Chris Hoy was part of a decorated cycling team at the Beijing Olympics
Athletics and cycling have been given huge increases in grass-roots funding as part of Sport England's plans to get one million people more active by 2012.
The body has pledged £480m spread across 46 sports and has handed 14 sports, including handball and fencing, funding for the first time.
Athletics investment has more than tripled to £20.4m while cycling has doubled to more than £24.3m.
The funds are spread out over four years from 2009 to 2013.
Getting more people playing sport was a key factor in helping London win the right to host the 2012 Olympics.
SPORT ENGLAND FUNDING
Rugby Union: £30.7m
Rugby League: £29.4m
And according to results released last week from a Sport England survey of 191,000 people, the number of over-16s playing sport at least three times a week is now 6.8 million, 16.5% of the adult population.
But Sport England wants to increase that figure and amongst the sports to receive over £20m in funding, the British Tennis Foundation has pledged to double the £26.8m investment it will receive from Sport England.
Football, expectedly, is the biggest winner with more than £25m added to the £60m given to the Football Foundation which invests grants at grass-roots level.
Cricket, however, will only get a 3% increase of £1m - to £37.8m, but the England and Wales Cricket Board remains the governing body receiving the most cash.
Table tennis, which was frustrated by cutbacks to its elite programme when UK Sport announced its Olympic funding plans earlier in December, will see its funds slightly increase to £9.3m, up from £8.12m.
Other sports to win grass-roots funding for the first time include wheelchair basketball and taekwondo.
This will be a tough challenge, but with this huge investment in the broadest range of sports, we believe it can be done
Andy Burnham, secretary of state for culture, media and sport
Andy Burnham, secretary of state for culture, media and sport, said the London Games provided the perfect chance to inspire people to take up sport.
Burnham said: "Ahead of 2012, we have a once-in-a-lifetime opportunity to get more people participating regularly in sport. This will be a tough challenge, but with this huge investment in the broadest range of sports, we believe it can be done."
UK Athletics chief executive Niels de Vos said: "Sport England's investment into the grassroots of athletics now matches that of UK Sport into elite athletics, which is essential for the health and development of the sport.
"With this funding package, Sport England have soundly endorsed the shared vision and strategy of both UKA and England Athletics.

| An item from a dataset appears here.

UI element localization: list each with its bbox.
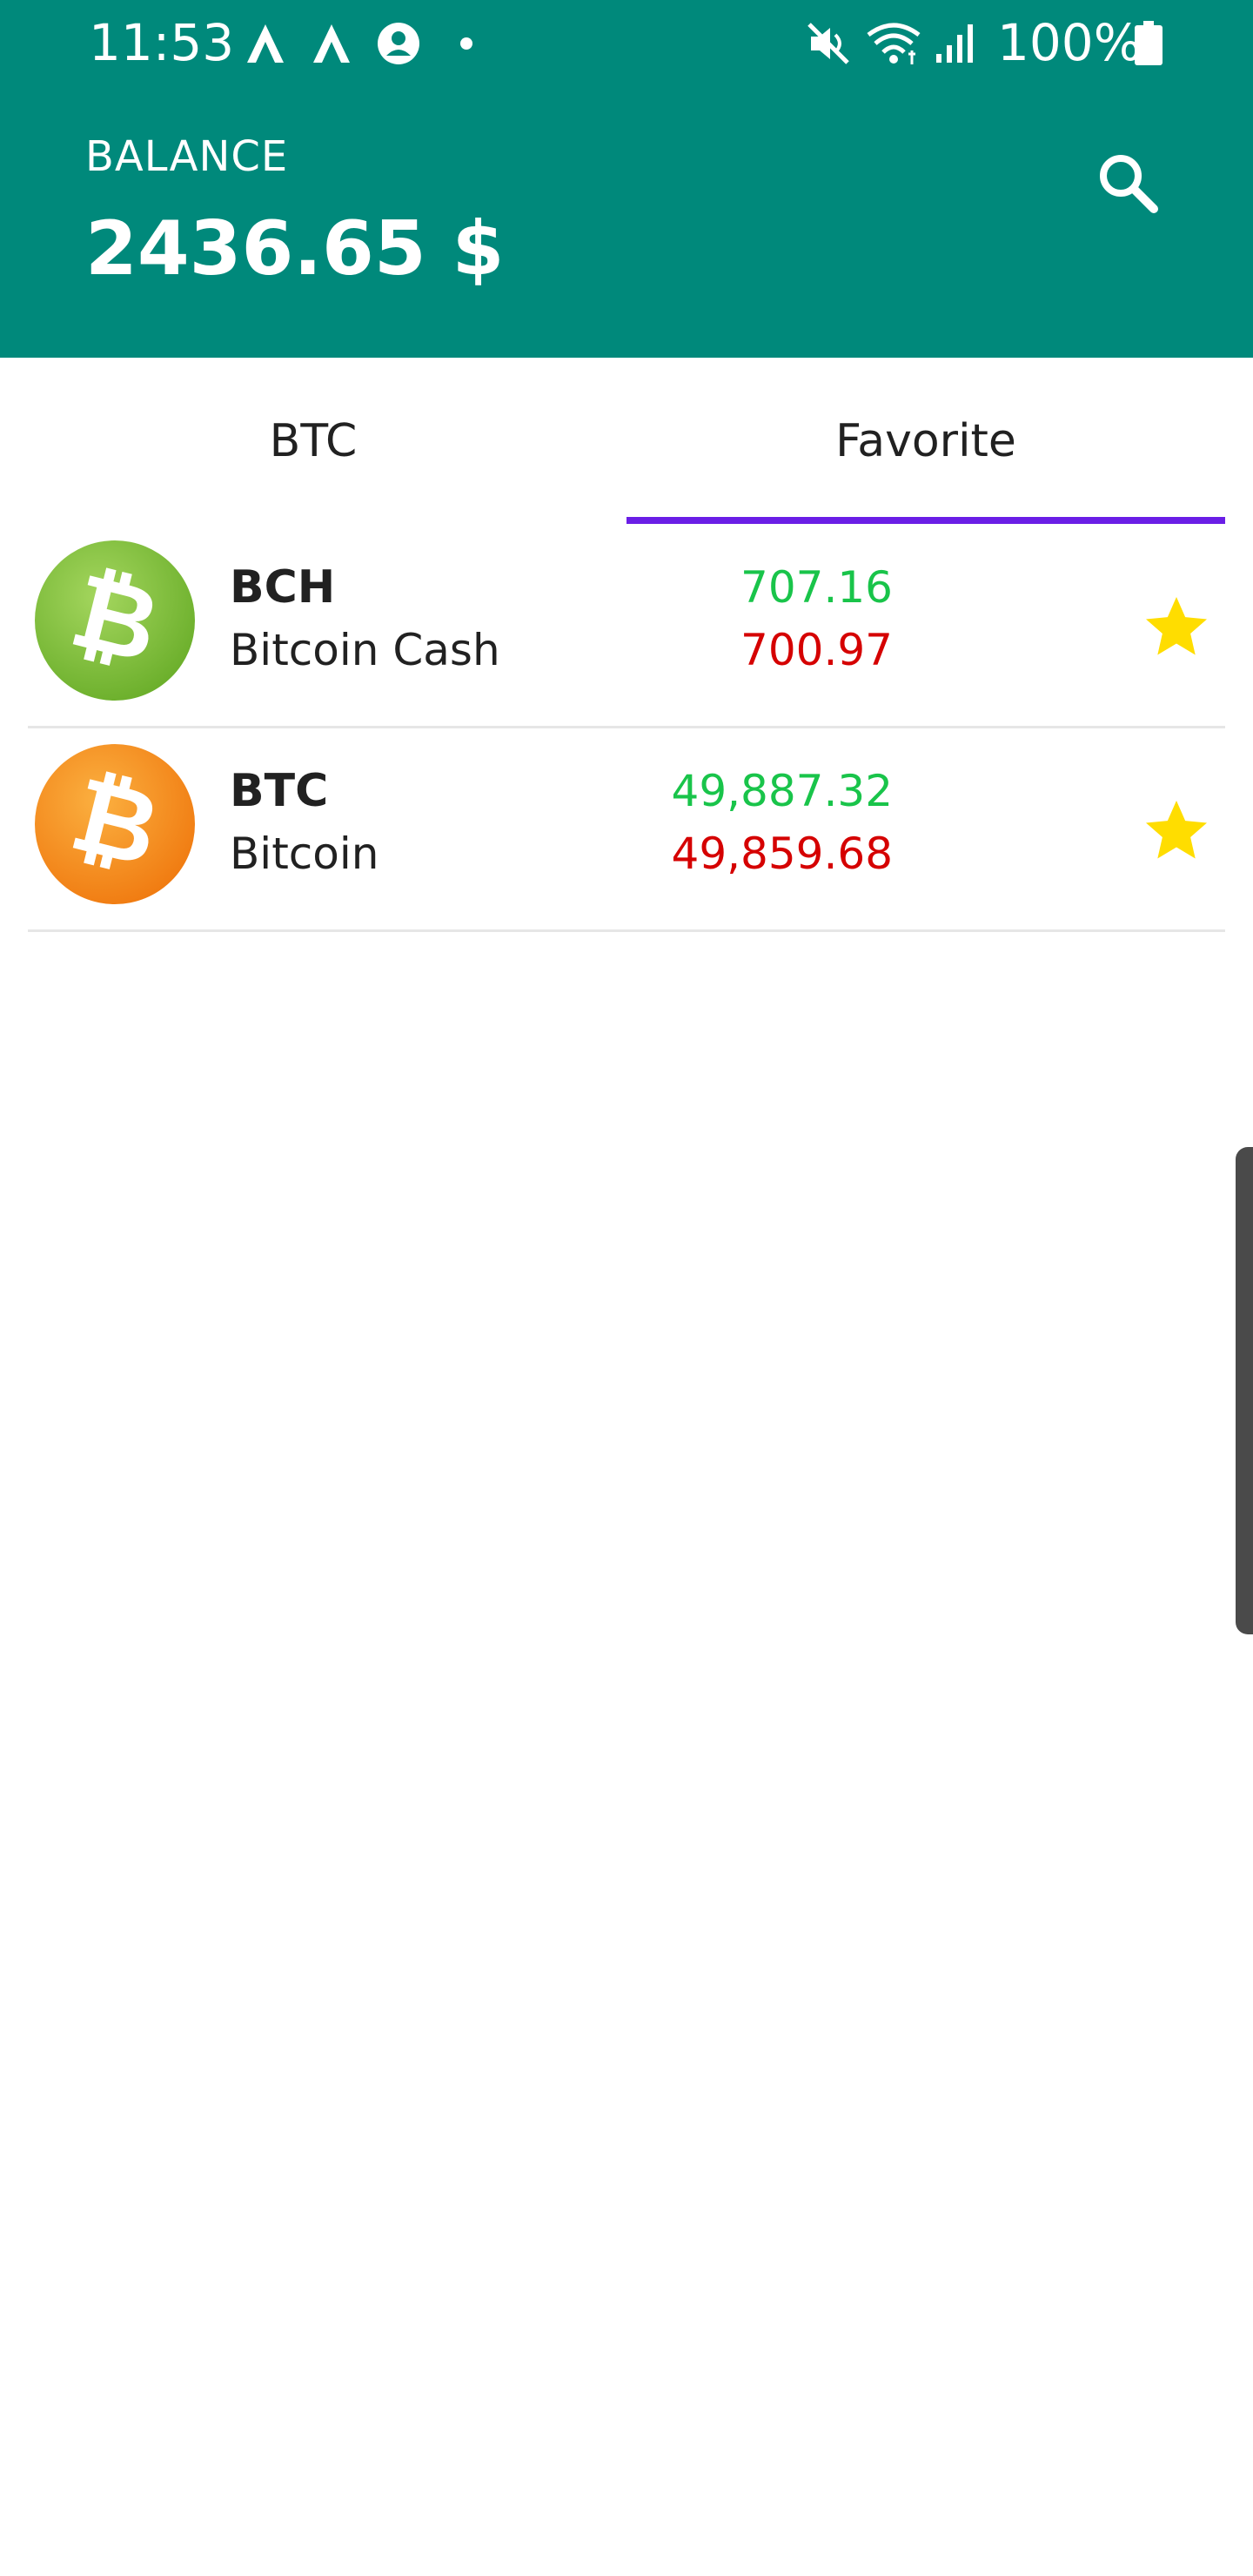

"I look forward to working with England on a shared strategy designed to improve the sport from all levels from junior clubs to internationals."
Mike Summers, chief executive of England Athletics, who will help allocate the sport's money, added: "It is great news that we will have £5m per year for each of the next four years.
"The money will now be delivered at the point where it will have maximum impact for the sport."
The rugby league fraternity were also pleased with the results use the cash to increase participation by developing alternative forms of the game such as tag rugby and creating more opportunities for over-35s and women.
The RFL has also detailed plans to further develop the game beyond its traditional heartland.
RFL chief executive Nigel Wood said: "With this level of this funding award, the RFL's 'Whole Sport Plan' has been recognised by Sport England for its robust and detailed nature and its high quality.
"The level of funding also reflects the confidence Sport England has in the RFL to deliver its objectives. This reputation has been earned by our collective efforts and achievements in recent years."